Since I got to AZ with the horses, I have had deafening silence from the gal that said she was interested in Frosty. (cue crickets). But all of the sudden it's not that big of a deal. My husband made my jaw drop and my heart flutter by asking me if Buddy (the old TB) was gentle enough for him to ride.
Unfortunately, NO! Buddy is not a nice, quiet, trail horse kinda guy. He looks old and acts old when you are around him on the ground, but step on and he is all fire-breathing dragon...most of the time. He's pretty quiet in an enclosed area, but can get pretty hot, pretty quick in that setting too. So no beginners for this guy, no matter how old and decrepit he looks. :-)
Those of you who have known me the longest know that THIS is a huge deal! MH expressing an interest in r.i.d.i.n.g.?....I'm all over that like a fly on honey. In 13 years, I have gotten MH on a horse, ONCE!
I should make it perfectly clear...It has never been a problem for us. MH has interests that I am not into and although he has asked me a few times if I would like to join him in doing them, I decline and he is fine with that. It's the same with the horses. It's my thing and not particularly MH's. It's not that MH doesn't like horses, he just hasn't had much interest...or time...to do anything with them, outside of pitching hay and filling waters for me when I'm on the road.

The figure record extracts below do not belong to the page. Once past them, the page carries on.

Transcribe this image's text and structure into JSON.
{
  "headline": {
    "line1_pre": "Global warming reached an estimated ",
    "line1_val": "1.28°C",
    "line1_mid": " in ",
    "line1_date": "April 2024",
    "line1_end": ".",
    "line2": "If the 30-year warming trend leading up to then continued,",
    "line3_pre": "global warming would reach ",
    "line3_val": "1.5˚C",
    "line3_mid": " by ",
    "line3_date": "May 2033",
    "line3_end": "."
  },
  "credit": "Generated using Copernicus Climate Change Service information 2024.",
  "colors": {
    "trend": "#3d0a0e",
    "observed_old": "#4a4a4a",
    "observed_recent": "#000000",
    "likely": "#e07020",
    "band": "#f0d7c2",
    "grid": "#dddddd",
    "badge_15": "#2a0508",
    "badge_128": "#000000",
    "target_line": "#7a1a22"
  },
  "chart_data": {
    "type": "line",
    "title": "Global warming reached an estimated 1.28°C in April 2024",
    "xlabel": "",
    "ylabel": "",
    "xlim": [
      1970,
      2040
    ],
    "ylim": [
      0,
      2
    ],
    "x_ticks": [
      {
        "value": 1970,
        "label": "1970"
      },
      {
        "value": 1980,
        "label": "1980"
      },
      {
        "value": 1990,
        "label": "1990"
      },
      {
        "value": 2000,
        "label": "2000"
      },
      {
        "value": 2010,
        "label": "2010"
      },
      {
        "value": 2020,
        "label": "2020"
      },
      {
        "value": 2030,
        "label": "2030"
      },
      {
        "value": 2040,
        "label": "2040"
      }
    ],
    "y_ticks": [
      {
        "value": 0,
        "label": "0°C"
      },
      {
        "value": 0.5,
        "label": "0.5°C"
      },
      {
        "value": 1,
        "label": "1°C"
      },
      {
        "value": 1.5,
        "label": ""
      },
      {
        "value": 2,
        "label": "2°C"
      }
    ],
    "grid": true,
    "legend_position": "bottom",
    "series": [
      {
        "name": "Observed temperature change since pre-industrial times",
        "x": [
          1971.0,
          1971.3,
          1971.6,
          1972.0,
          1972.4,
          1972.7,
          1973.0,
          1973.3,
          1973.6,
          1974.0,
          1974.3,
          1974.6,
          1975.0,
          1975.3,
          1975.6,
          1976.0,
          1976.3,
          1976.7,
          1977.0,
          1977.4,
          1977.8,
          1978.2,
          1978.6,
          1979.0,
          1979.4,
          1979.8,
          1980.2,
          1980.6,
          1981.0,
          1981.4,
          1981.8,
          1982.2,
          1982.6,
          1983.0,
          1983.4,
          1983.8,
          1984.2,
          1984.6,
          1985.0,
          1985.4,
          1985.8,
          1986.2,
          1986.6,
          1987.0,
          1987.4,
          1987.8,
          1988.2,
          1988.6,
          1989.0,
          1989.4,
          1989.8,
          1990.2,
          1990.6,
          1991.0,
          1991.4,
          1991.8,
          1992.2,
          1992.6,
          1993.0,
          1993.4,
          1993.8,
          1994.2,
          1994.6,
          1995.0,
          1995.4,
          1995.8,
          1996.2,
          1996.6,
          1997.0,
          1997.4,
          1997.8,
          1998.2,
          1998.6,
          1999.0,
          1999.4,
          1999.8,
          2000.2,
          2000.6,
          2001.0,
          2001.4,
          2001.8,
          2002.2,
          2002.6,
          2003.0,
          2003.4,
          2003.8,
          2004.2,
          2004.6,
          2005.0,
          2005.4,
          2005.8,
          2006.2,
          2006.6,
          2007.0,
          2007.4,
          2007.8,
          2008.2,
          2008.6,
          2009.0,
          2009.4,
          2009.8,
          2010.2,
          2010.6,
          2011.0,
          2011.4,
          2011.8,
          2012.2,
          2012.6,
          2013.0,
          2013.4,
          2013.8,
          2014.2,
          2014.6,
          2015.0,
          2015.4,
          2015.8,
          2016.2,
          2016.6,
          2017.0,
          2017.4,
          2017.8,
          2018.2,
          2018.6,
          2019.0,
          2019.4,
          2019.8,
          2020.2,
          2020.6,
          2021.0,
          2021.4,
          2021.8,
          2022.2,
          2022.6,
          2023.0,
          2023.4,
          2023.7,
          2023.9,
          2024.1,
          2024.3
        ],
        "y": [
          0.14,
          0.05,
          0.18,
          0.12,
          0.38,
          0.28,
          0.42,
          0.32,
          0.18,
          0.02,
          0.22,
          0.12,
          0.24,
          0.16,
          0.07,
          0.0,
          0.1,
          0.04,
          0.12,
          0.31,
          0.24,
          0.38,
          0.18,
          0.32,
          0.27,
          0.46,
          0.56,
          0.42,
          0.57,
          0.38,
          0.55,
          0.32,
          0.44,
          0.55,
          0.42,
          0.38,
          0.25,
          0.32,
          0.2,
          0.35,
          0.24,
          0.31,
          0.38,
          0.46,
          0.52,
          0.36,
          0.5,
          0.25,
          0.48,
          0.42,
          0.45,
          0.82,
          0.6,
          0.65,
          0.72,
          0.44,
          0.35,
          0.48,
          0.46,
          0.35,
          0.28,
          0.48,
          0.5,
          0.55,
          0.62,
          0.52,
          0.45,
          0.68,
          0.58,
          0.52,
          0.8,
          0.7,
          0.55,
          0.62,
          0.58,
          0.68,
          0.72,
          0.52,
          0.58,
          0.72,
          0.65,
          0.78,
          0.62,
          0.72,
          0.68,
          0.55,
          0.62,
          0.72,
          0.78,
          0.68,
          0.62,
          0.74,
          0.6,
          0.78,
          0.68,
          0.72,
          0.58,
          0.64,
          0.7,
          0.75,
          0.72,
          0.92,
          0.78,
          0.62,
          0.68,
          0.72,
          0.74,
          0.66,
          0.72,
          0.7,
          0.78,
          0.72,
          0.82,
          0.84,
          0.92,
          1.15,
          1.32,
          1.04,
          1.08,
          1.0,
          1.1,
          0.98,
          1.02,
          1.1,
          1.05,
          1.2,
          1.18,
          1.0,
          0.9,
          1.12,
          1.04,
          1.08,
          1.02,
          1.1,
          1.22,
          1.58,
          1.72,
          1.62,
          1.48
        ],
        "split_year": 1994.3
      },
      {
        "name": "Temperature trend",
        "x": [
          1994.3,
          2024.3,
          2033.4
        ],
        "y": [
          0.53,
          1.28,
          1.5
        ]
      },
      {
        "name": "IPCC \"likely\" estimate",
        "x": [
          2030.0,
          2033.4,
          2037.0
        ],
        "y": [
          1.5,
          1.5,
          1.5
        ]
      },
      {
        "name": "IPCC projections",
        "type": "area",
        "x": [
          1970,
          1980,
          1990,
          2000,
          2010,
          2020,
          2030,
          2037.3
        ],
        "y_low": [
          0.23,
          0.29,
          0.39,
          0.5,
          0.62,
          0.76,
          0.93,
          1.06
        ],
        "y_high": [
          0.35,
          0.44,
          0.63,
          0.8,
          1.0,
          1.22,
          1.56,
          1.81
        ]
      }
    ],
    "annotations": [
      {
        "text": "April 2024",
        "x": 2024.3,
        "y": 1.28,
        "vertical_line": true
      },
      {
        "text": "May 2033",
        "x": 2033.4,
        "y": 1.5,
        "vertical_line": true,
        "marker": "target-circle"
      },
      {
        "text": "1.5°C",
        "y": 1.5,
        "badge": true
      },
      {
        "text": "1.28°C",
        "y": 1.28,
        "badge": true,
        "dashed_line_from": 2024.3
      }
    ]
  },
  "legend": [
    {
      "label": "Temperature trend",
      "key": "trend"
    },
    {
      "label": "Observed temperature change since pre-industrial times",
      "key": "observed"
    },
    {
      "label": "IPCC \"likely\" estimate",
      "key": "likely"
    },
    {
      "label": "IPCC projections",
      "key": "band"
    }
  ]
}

Now obviously, MH could ride Moon out on the trails, but probably the best horse I have for MH would be Frosty. The big, lazy buckskin. So all of the sudden, it's not a priority to get him moved. If MH only rides him a dozen times a year, puttering around out in the desert with me, and MH is safe on him, and likes riding him...That is good enough.
In the meantime, I'm going on with my plans to turn the horse into a gymkhana horse. Frosty has really settled into the barrel and pole pattern, but we continue to struggle in one little area...
His lead changes. It took me forever and a day to get the horse to even do a flying lead change and to accomplish that, I finally had to get after him by swatting him on the hip with a crop. It's not a physical thing because he is perfectly capable of going from one lead to the other with just a a slight break in gait. He's just that f*ing lazy that he didn't want to pick up his hip and change on the fly.
The problem now is not that he won't change leads between 1st and 2nd barrel, it's that he is worried about the lead change. He's thinking about that instead of thinking about the 2nd barrel. So even when he does change, he's still not getting positioned for the 2nd turn in time and wants to blow out of the backside. I wasn't quite sure what to do to fix it. It's not something that you can just keep working on and working on while patterning because your horse quickly associates nervousness and worry with that run between the barrels.
Then this little gem popped up...
This is perfect. I can work on the lead change without creating tension and worry between the 1st and 2nd barrel. He knows the pattern well enough that in his mind, he will be 'off pattern' and then only allowed to come back 'on pattern' when he is relaxed and willing to change his lead.
Funny thing is, back when I was training Moon, I did a similar exercise for him, except Moon's problem was that he was changing his leads too soon so I would lope him around the barrel, then go up and lope more circles, going the same direction, at the top of the barrel. It was a way to make Moon hold his inside lead until he had completed the turn. My mom just hated when I did those kinds of exercises because she swore I was going to ruin Moon's pattern. Ed Wright is also not a big fan of 'exercises' either....so I guess over time I sort of just stopped using them. On the other hand, Charmayne James is a big fan of exercises and includes a lot of them in her book, which is where I got the one I used on Moon from. I think I am going to be going back to more of what I am comfortable with this year and that includes a lot of exercises.
BTW-For 1st and 2nd barrel, the 'top of the barrel' is always the side of the barrel that is away from the gate. The 'bottom of the barrel' is the side that is closest to the gate and the 'backside of the barrel' is the side that is closes to the fenceline. 3rd barrel references are generally, 'Going into' and 'Coming out of'. The side that is closest to the fenceline can be referred to as both, 'the topside' or 'backside'.